Un dispositif de lutte contre les fraudes et le trafic de médicaments onéreux ne doit pas être un frein à l’accès au traitement
Les modalités d’application du dispositif de lutte contre les fraudes, qui impose aux pharmaciens-nes de contrôler l’authenticité de chaque ordonnance où figurent des traitements au prix supérieur à 300 euros, font l’objet de concertations associant syndicats de pharmaciens-nes, de médecins et représentants-es d’usagers-ères.
A un mois de l’entrée en vigueur prévue (l’échéance de septembre a dû être reportée faute de consensus des parties prenantes), la CNAM ne parvient pas à répondre aux diverses craintes formulées par les acteurs-trices de terrain. Pour préserver l’accès à la santé des personnes, notamment celles les plus éloignées du système de santé, nos structures appellent au retrait du dispositif.
Un mode de concertation peu inclusif et productif
Premier sujet de défiance, le dispositif, qui prévoit de modifier les conditions de dispensation de traitements aussi essentiels que les antirétroviraux, les anticancéreux ou les antiviraux à action directe, a été conçu sans consultation préalable des syndicats de pharmaciens-nes, de médecins et des représentants-es d’usagers-ères du système de santé.
Des concertations ultérieures à son entérinement offrent, maigre consolation, de participer aux négociations sur les modalités de sa mise en œuvre. Il s’agit de définir les outils sur lesquels reposera le contrôle effectué par les pharmaciens-nes. Mais ces concertations échouent à associer l’intégralité des parties prenantes. En cause, un manque de sollicitation pro-active de la part de la CNAM rendant le processus hautement confidentiel.
Enfin, les difficultés d’application opposables à la liste d’outils de contrôle présentée par la CNAM ne sont pas prises en compte de réunion en réunion.

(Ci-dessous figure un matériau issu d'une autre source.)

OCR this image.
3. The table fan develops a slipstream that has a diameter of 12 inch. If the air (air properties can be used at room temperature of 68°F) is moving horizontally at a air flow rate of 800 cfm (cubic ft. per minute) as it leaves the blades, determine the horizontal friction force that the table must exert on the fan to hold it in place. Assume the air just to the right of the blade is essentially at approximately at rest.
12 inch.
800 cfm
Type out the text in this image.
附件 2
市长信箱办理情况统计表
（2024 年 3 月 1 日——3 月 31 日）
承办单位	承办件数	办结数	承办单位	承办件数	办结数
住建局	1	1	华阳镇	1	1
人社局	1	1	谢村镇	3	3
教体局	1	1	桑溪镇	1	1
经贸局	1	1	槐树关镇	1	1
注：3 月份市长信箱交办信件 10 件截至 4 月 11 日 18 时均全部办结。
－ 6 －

Des demandes simples, comme celle d’accéder à des informations sur une expérimentation visant à faciliter la prise de contact entre prescripteurs-trices et pharmaciens-nes, restent sans réponse. Il y a de quoi s’interroger sur la marge de manœuvre dont disposent réellement les acteurs-trices de terrain présents-es autour de la table.
Une mise en œuvre rendant l’accès aux traitements incertain et inégalitaire
Consultation des dossiers médicaux, connaissance préalable du-de la prescripteur-trice, appel du-de la prescripteur-trice comme dernier recours… En termes d’applicabilité, les moyens d’authentification exposés jusqu’ici ne permettent pas de garantir à tous-tes la dispensation complète des traitements figurant sur les ordonnances, dans des délais compatibles avec leur état à de santé.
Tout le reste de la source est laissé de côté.